If they don’t, then they’re mean ostracizers.
Just check out any Game Master group on Facebook or other social media, and somebody inevitably will say: Can anybody give me advice? Player X is doing something I don’t like, what should I do?
Most of these problems have to do with varied nuances of The Social Beast; you get a handful of people in room playing a game, they’re going to disagree on the rules, how the game should be played, whatever. That’s part of the game, and life, and ordering pizza.
And most of the problems could worked out through communication and a bit of maturity.
Yet a handful of the problems described make want to reached through my computer and grab the game master by the collar and say:
WHY ARE YOU TOLERATING THIS $#^!?
Don’t you know life is too short?!?
Kick’em out of your campaign before they do more damage!
Or better: don’t let them join your group in the first place. Don’t let a mook ruin your game. It’s not worth it. As I’ve mentioned before, some of the best advice I’ve ever read for dealing with problem players comes from the old Vampire Storyeller’s Handbook, Revised Edition.
What constitutes as a problem player can be subjective. Every player will make you want to pull your hair out from time to time. It’s part of the Social Beast.

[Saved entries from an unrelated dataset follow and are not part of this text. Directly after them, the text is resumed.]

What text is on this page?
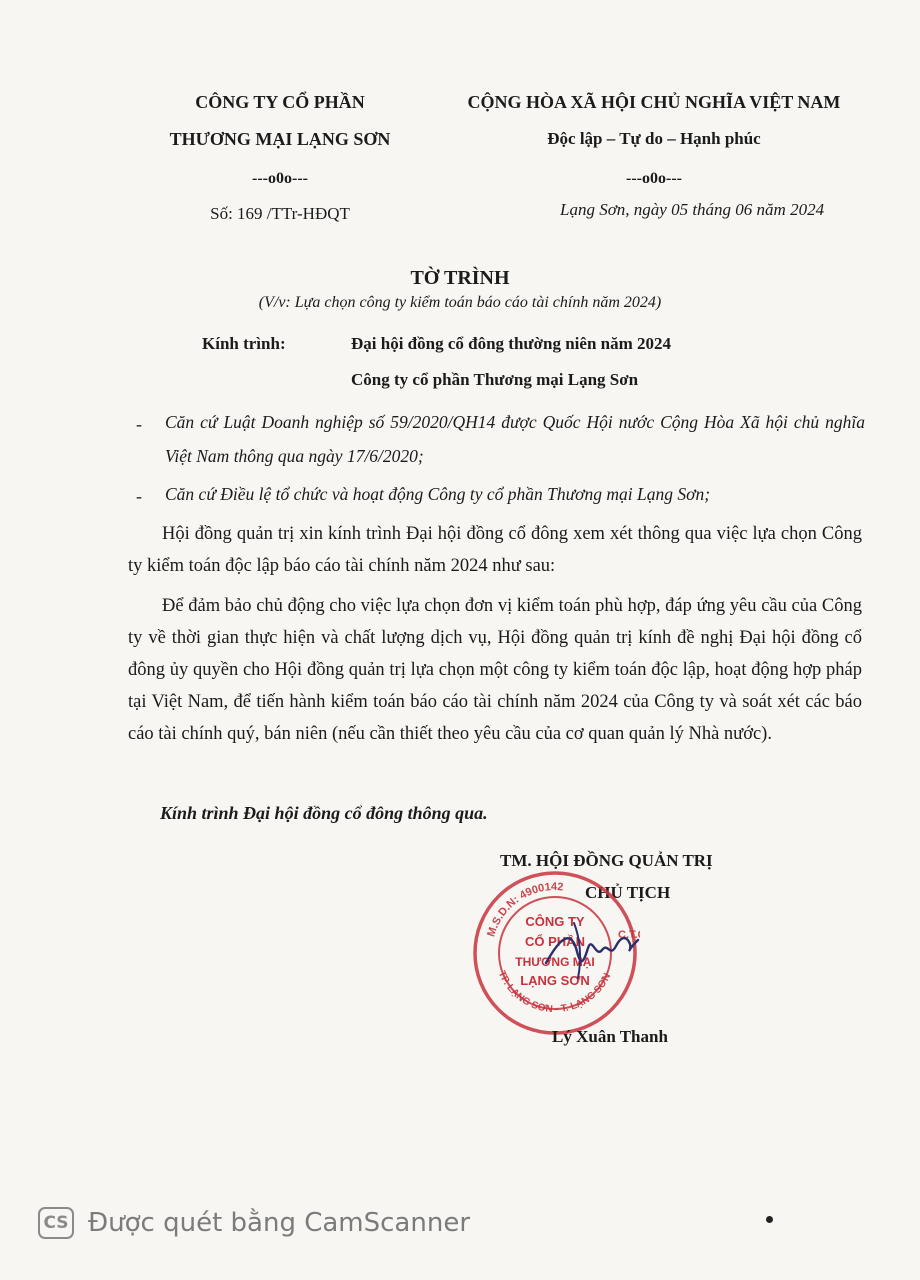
CÔNG TY CỔ PHẦN
THƯƠNG MẠI LẠNG SƠN
---o0o---
Số: 169 /TTr-HĐQT
CỘNG HÒA XÃ HỘI CHỦ NGHĨA VIỆT NAM
Độc lập – Tự do – Hạnh phúc
---o0o---
Lạng Sơn, ngày 05 tháng 06 năm 2024
TỜ TRÌNH
(V/v: Lựa chọn công ty kiểm toán báo cáo tài chính năm 2024)
Kính trình:	Đại hội đồng cổ đông thường niên năm 2024
Công ty cổ phần Thương mại Lạng Sơn
- Căn cứ Luật Doanh nghiệp số 59/2020/QH14 được Quốc Hội nước Cộng Hòa Xã hội chủ nghĩa Việt Nam thông qua ngày 17/6/2020;
- Căn cứ Điều lệ tổ chức và hoạt động Công ty cổ phần Thương mại Lạng Sơn;
Hội đồng quản trị xin kính trình Đại hội đồng cổ đông xem xét thông qua việc lựa chọn Công ty kiểm toán độc lập báo cáo tài chính năm 2024 như sau:
Để đảm bảo chủ động cho việc lựa chọn đơn vị kiểm toán phù hợp, đáp ứng yêu cầu của Công ty về thời gian thực hiện và chất lượng dịch vụ, Hội đồng quản trị kính đề nghị Đại hội đồng cổ đông ủy quyền cho Hội đồng quản trị lựa chọn một công ty kiểm toán độc lập, hoạt động hợp pháp tại Việt Nam, để tiến hành kiểm toán báo cáo tài chính năm 2024 của Công ty và soát xét các báo cáo tài chính quý, bán niên (nếu cần thiết theo yêu cầu của cơ quan quản lý Nhà nước).
Kính trình Đại hội đồng cổ đông thông qua.
TM. HỘI ĐỒNG QUẢN TRỊ
CHỦ TỊCH
M.S.D.N: 4900142
C.T.
TP. LẠNG SƠN - T. LẠNG SƠN
CÔNG TY
CỔ PHẦN
THƯƠNG MẠI
LẠNG SƠN
Lý Xuân Thanh
CS Được quét bằng CamScanner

95% of the time I’ve been able to keep the truly bad players out, and I don’t feel a shred of sympathy for those I’ve turned away from my table.
It’s the other 5% who slipped beneath my radar who caused enough havoc for me to have removed them from my group: The guy who kept peeking behind my GM screen at my notes, the guy who showed up hungover and threw up, the girl who showed up only to try to date one of my players. A couple of others did far more damage.
If you feel like you have to let toxic people into your RPG sessions out of a sense of friendship or moral obligation, stop it.
You’re only enabling their behavior and not helping them.